He aprendido mucho de mi relación contigo. Por ejemplo, nunca mas voy a intentar ser otro por alguien, al menos no por alguien que no intente ser un poco diferente por mi. Seguiré creyendo firmemente en la reciprocidad, en que uno puede hacer cosas muy bonitas por otro, siempre y cuando el otro este dispuesto también a hacer cosas bonitas por ti. Ese es un punto que no te gusta, pero yo lo seguiré defendiendo siempre. Uno debe ceder, pero también la otra persona debe hacerlo, y así crear una armonía en la que los dos se sientan respaldados.
Juro, firmemente, que si encuentro una chica buena nunca seré egoísta con ella. Cuando encuentre a mi chica buena, una chica que no sea como tu, juro compartir con ella todo. No hablo de compartir mi almuerzo, o mi escasa pero significativa propina para llevarle a sitios caros y pagarle todo. Hablo de seguir dando el cien por ciento de mi, de abrirme a ella por completo. Cuando crea que esa persona es totalmente especial para mi, no quiero seguir tu ejemplo y para evitar hacerme daño cerrarme en un capullo. Quiero conversar con ella, que conozca lo que los demás no ven, que sepa mis secretos y mis errores. Y yo quiero conocer los suyos: quiero saber que color le gusta, o cosas absurdas sobre si prefiere la lluvia o el sol, quiero que sepa que a veces se me secan los ojos cuando estoy triste, que conozca mis temores de pequeño y conocer los suyos.
Quiero basar mi próxima relación en comunicación, hablaré mucho con mi chica buena. No quiero callarme nada porque mi chica buena nunca me mirará mal, quiero expresar todo lo que me gusta y todo lo que no. Tener la posibilidad de decir mis ideas locas sin remordimientos. Si quiero pedir tal cosa en un restaurante lo haré tranquilo, sabiendo que la chica buena siempre me dirá “claro, lo que tu quieras”. Quiero que entienda mi humor sofisticado y no le importe si hago tal o cual broma. Quiero que las peleas se solucionen hablando, no llorando. Quiero que ella sepa todo lo que no me gusta, y yo saber que no le gusta a ella, quiero intentar pasar mi vida no
haciendo lo que no le gusta. Y si me equivoco quiero que me comprenda y entienda que hago mi mejor esfuerzo.
Cuando llegue mi chica buena quiero proponerle hacer cosas juntos, salir a todos lados, y no tener que separarme de ella nunca. Quiero ir al cine con ella, o al teatro, quiero ver películas en mi casa o en la suya. Quiero salir a bailar con ella, y probablemente tenga que tomarme uno o dos screwdrivers para bailar bien. No es necesario ir a lugares hiper caros, lo que quiero es crear recuerdos bonitos juntos, contigo, mi chica buena. También quiero caerle bien a sus amigos, y no me importaría salir con ellos, si ella esta dispuesta a conocer y hacerse amigos con los míos. Eso sí, siempre quiero que me preste más atención que al resto, y si estoy cansado, yo quiero que me entienda y se vaya a casa conmigo, porque yo haría lo mismo por ella.

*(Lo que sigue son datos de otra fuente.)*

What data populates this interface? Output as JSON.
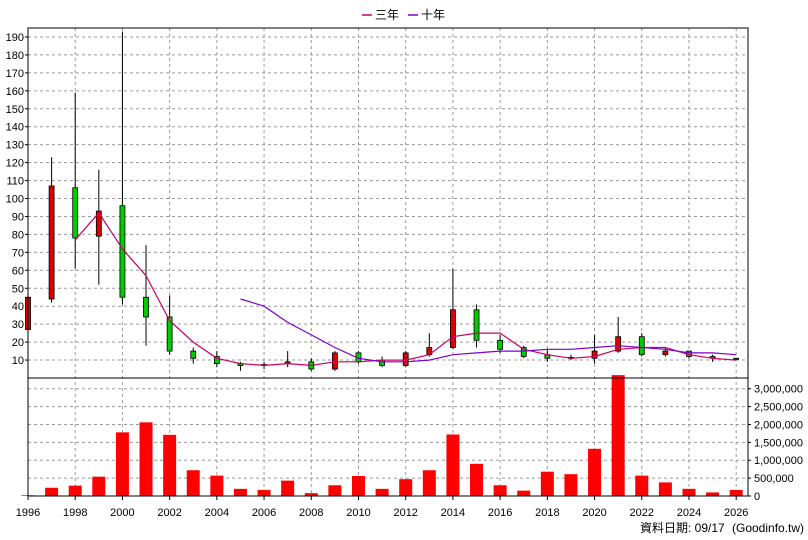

También quiero tener confianza en ella, y que ella me tenga confianza en mi. Mi chica buena sabe que yo también soy un chico bueno, y no podría hacerle daño jamás. No quiero que me cele, ya que nunca le daré motivos para ello. Quiero darle su espacio, si lo necesita a veces, y que ella me de un espacio pequeño para mi. No tanto, porque la necesito cerca para que sepa cuando me siento triste, para que venga y me abrace. Que sepa que tengo momentos depresivos de la nada, donde la tristeza me atrapa, pero quiero que lo entienda y que haga lo necesario para animarme. Mi chica buena sabrá que cuando ella se sienta así, yo haré de todo para que se sienta bien.
De mi relación contigo saco que no ha sido perfecto, pero ha sido experiencia bonita. Salir herido, para mí, es sentirse un poquito vivo. Mis noches de insomnio son sólo una prueba de que yo si te quise en serio, y no estaba jugando con tus sentimientos. Para un chico inexperimentado como yo, una noche depresiva es una marca de batalla. He perdido la batalla, e incluso la batalla puede haberme dejado completamente destrozado, pero no he perdido la guerra. Quedan muchas noches más en mi vida en las que, en lugar de lamentarme por los supuestos que pasaría contigo, me encontraré, ojalá, feliz disfrutando cosas nuevas con una chica buena.